Says drummer Zac Moynihan, 28: “That screen you have in your face all the time, I feel every single human reaction we used to have, not even 10 years ago, going out and catching up with people, calling people on the phone, that has all just been condensed on your handset.
“We don’t really know the consequences of all this stuff because it’s all just happening now. I was listening to a podcast that said loneliness is a massive mental health issue because everyone is stimulated all the time with their technology at the expense of human interaction.”
Mid Ayr’s award-winning video Vampires, which features an individual living in a small enclosed box, reflects the point. Yet despite the talking points, Mid Ayr are very connected into a social scene in Brisbane. They’re part of a network of bands who all know each other, live together in various sharehouses, play shows together and play in each other’s bands.
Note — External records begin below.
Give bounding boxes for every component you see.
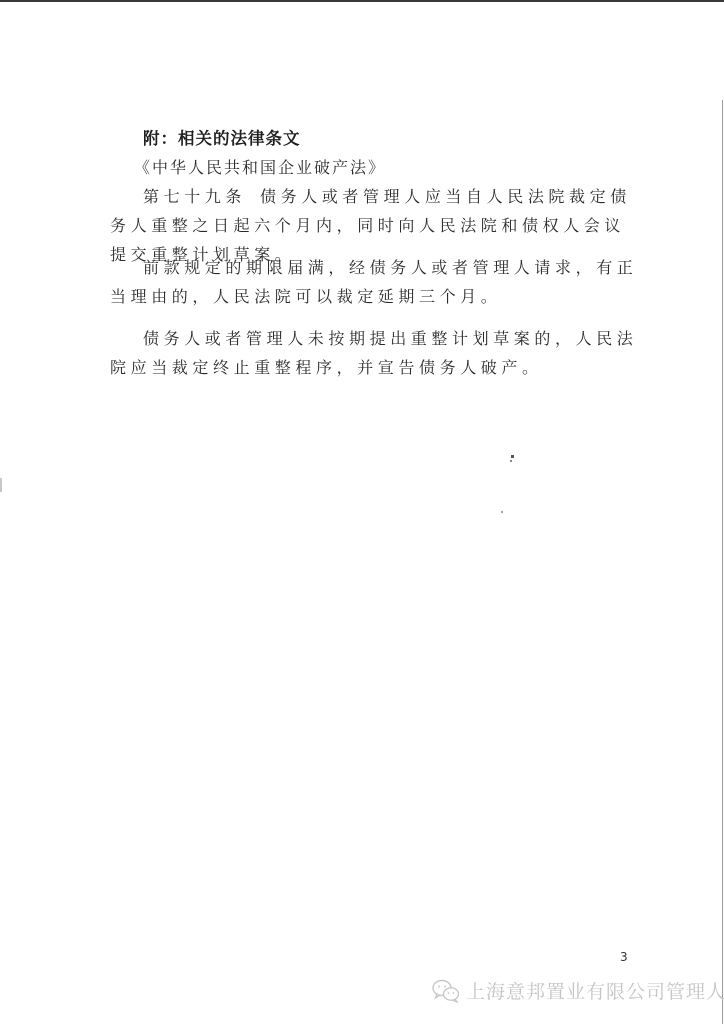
- document-page: 附：相关的法律条文 《中华人民共和国企业破产法》 第七十九条债务人或者管理人应当…: [0, 0, 724, 1024]
- article-text: 前款规定的期限届满，经债务人或者管理人请求，有正当理由的，人民法院可以裁定延期三…: [110, 258, 637, 306]
- watermark-text: 上海意邦置业有限公司管理人: [466, 977, 724, 1004]
- scan-speck: [501, 511, 503, 513]
- scan-speck: [511, 455, 514, 458]
- wechat-icon: [432, 979, 460, 1003]
- wechat-watermark: 上海意邦置业有限公司管理人: [432, 977, 724, 1004]
- page-number: 3: [620, 950, 628, 964]
- article-text: 债务人或者管理人未按期提出重整计划草案的，人民法院应当裁定终止重整程序，并宣告债…: [110, 329, 637, 377]
- law-name: 《中华人民共和国企业破产法》: [134, 155, 386, 178]
- article-79-paragraph-3: 债务人或者管理人未按期提出重整计划草案的，人民法院应当裁定终止重整程序，并宣告债…: [110, 324, 640, 382]
- appendix-title: 附：相关的法律条文: [143, 125, 301, 149]
- article-79-paragraph-2: 前款规定的期限届满，经债务人或者管理人请求，有正当理由的，人民法院可以裁定延期三…: [110, 253, 640, 311]
- article-number: 第七十九条: [143, 187, 246, 206]
- scan-speck: [510, 460, 512, 462]
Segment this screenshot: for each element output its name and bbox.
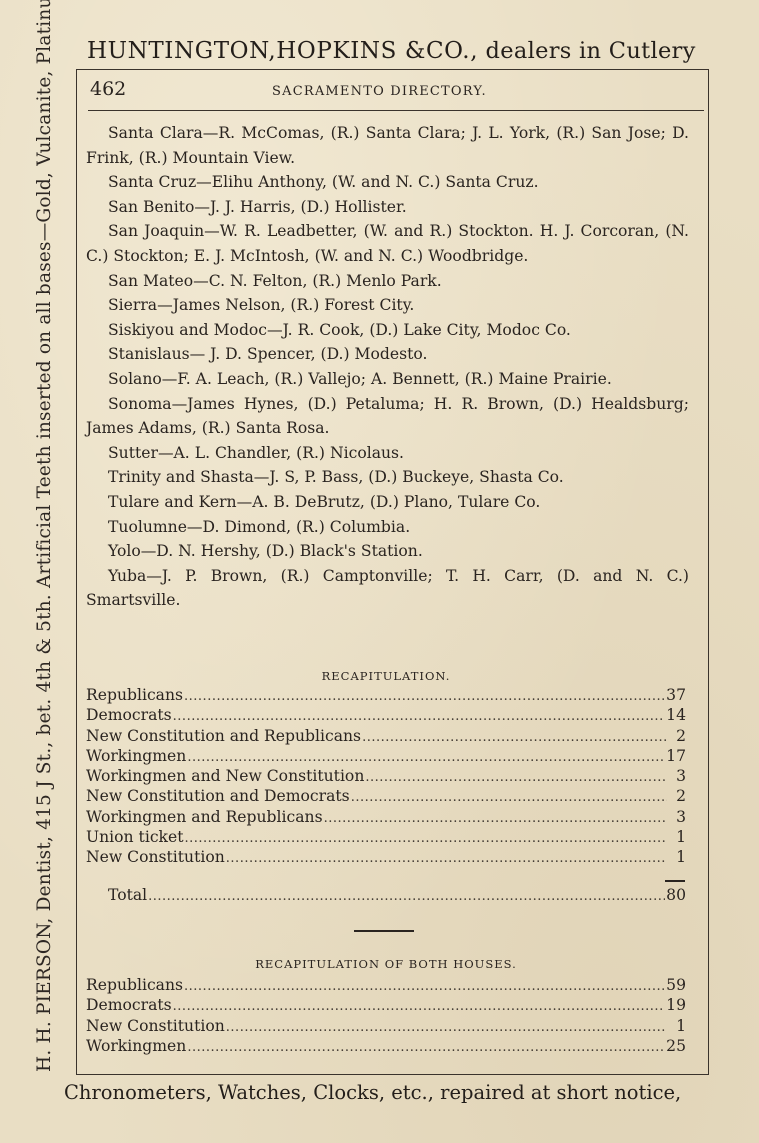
page-title: SACRAMENTO DIRECTORY. <box>272 84 487 99</box>
table-row: Republicans.............................… <box>86 975 686 995</box>
entry-yuba: Yuba—J. P. Brown, (R.) Camptonville; T. … <box>86 564 689 613</box>
table-row: Workingmen and New Constitution.........… <box>86 766 686 786</box>
side-advertisement: H. H. PIERSON, Dentist, 415 J St., bet. … <box>30 37 60 1072</box>
entry-tulare-kern: Tulare and Kern—A. B. DeBrutz, (D.) Plan… <box>86 490 689 515</box>
entry-siskiyou-modoc: Siskiyou and Modoc—J. R. Cook, (D.) Lake… <box>86 318 689 343</box>
top-advertisement: HUNTINGTON,HOPKINS &CO., dealers in Cutl… <box>87 33 717 67</box>
sum-rule <box>665 880 685 882</box>
table-row: Democrats...............................… <box>86 995 686 1015</box>
entry-stanislaus: Stanislaus— J. D. Spencer, (D.) Modesto. <box>86 342 689 367</box>
page-number: 462 <box>90 78 126 100</box>
recapitulation-table: RECAPITULATION. Republicans.............… <box>86 667 686 868</box>
entry-solano: Solano—F. A. Leach, (R.) Vallejo; A. Ben… <box>86 367 689 392</box>
top-ad-tagline: dealers in Cutlery <box>478 38 696 64</box>
recapitulation-heading: RECAPITULATION. <box>86 667 686 685</box>
recapitulation-both-houses-table: RECAPITULATION OF BOTH HOUSES. Republica… <box>86 953 686 1056</box>
table-row: New Constitution and Republicans........… <box>86 726 686 746</box>
table-row: Workingmen..............................… <box>86 1036 686 1056</box>
total-row: Total...................................… <box>86 885 686 905</box>
table-row: New Constitution and Democrats..........… <box>86 786 686 806</box>
recapitulation-both-houses-heading: RECAPITULATION OF BOTH HOUSES. <box>86 953 686 975</box>
table-row: Workingmen and Republicans..............… <box>86 807 686 827</box>
recapitulation-total: Total...................................… <box>86 885 686 905</box>
table-row: Republicans.............................… <box>86 685 686 705</box>
table-row: New Constitution........................… <box>86 847 686 867</box>
table-row: New Constitution........................… <box>86 1016 686 1036</box>
entry-trinity-shasta: Trinity and Shasta—J. S, P. Bass, (D.) B… <box>86 465 689 490</box>
entry-santa-clara: Santa Clara—R. McComas, (R.) Santa Clara… <box>86 121 689 170</box>
top-ad-company: HUNTINGTON,HOPKINS &CO., <box>87 38 478 64</box>
table-row: Workingmen..............................… <box>86 746 686 766</box>
entry-san-mateo: San Mateo—C. N. Felton, (R.) Menlo Park. <box>86 269 689 294</box>
bottom-advertisement: Chronometers, Watches, Clocks, etc., rep… <box>64 1078 714 1108</box>
page-header: 462 SACRAMENTO DIRECTORY. <box>88 76 704 111</box>
section-divider <box>354 930 414 932</box>
entry-sierra: Sierra—James Nelson, (R.) Forest City. <box>86 293 689 318</box>
directory-entries: Santa Clara—R. McComas, (R.) Santa Clara… <box>86 121 689 613</box>
entry-santa-cruz: Santa Cruz—Elihu Anthony, (W. and N. C.)… <box>86 170 689 195</box>
table-row: Union ticket............................… <box>86 827 686 847</box>
entry-san-benito: San Benito—J. J. Harris, (D.) Hollister. <box>86 195 689 220</box>
table-row: Democrats...............................… <box>86 705 686 725</box>
entry-yolo: Yolo—D. N. Hershy, (D.) Black's Station. <box>86 539 689 564</box>
entry-tuolumne: Tuolumne—D. Dimond, (R.) Columbia. <box>86 515 689 540</box>
entry-sutter: Sutter—A. L. Chandler, (R.) Nicolaus. <box>86 441 689 466</box>
entry-san-joaquin: San Joaquin—W. R. Leadbetter, (W. and R.… <box>86 219 689 268</box>
entry-sonoma: Sonoma—James Hynes, (D.) Petaluma; H. R.… <box>86 392 689 441</box>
Middleton and Moynihan were both in other bands before they started Mid Ayr.
“I played with Trouble with Templeton for a while and got super busy with that including international tours, which kind of pulled me away from my own thing,” says Middleton, “so I called Zac and said, let’s do it.”
“I was super keen too,” says Moynihan. “I was getting over a band I was playing in too.”
Sounds like a relationship break-up. “It’s worse,” says Middleton. “There are more people involved. You break up with seven people.”
Says Moynihan: “We were putting so much effort into this other band but it wasn’t working. But we persevered.”
Middleton and Moynihan felt a spark. While billed as a duo, the band does have an invisible third member. They were working with bassist Alex L’Estrange, who mixes and masters their material, but has since moved to the UK. While still an unofficial member, he has been replaced by Alex Mitchell, their current touring bassist, who also plays in Moses Gunn Collective.
“Bassists are hard to lock down,” says Moynihan. “Once you have one, you try to hang on to them as much as possible.”
Mitchell too may soon abscond to Canada, but for the moment Mid Ayr are not going anywhere – physically, at least. They’re happy to be based in Brisbane, where they have a great network and crew. If they did move away, though, it wouldn’t be to the usual haunts of Sydney or Melbourne, but overseas.
“I’d ideally like to skip Melbourne if we could and go straight overseas,” says Moynihan. “In Brisbane, definitely there is a glass ceiling. There are only so many places you can play before it gets a bit old.”
From L’Estrange they inherited some sound gear and a studio, the Luv Basement, which they are transforming into their own. For all their ambition, Brisbane is still a good place to grow a band. “From my experience it’s been great to start in Brisbane,” says Middleton. “We’ve had the best run. People have really helped us.”
Says Moynihan: “There’s a more collaborative atmosphere here. Within our scene of who we play music with, we are very good friends. We don’t just play gigs with them. We hang out with them and catch up with them on the weekend. We live with them. We’ve all played in each other’s bands too. It’s a real family thing.”
Mid Ayr perform at the Foundry, Fortitude Valley, on Saturday, May 6.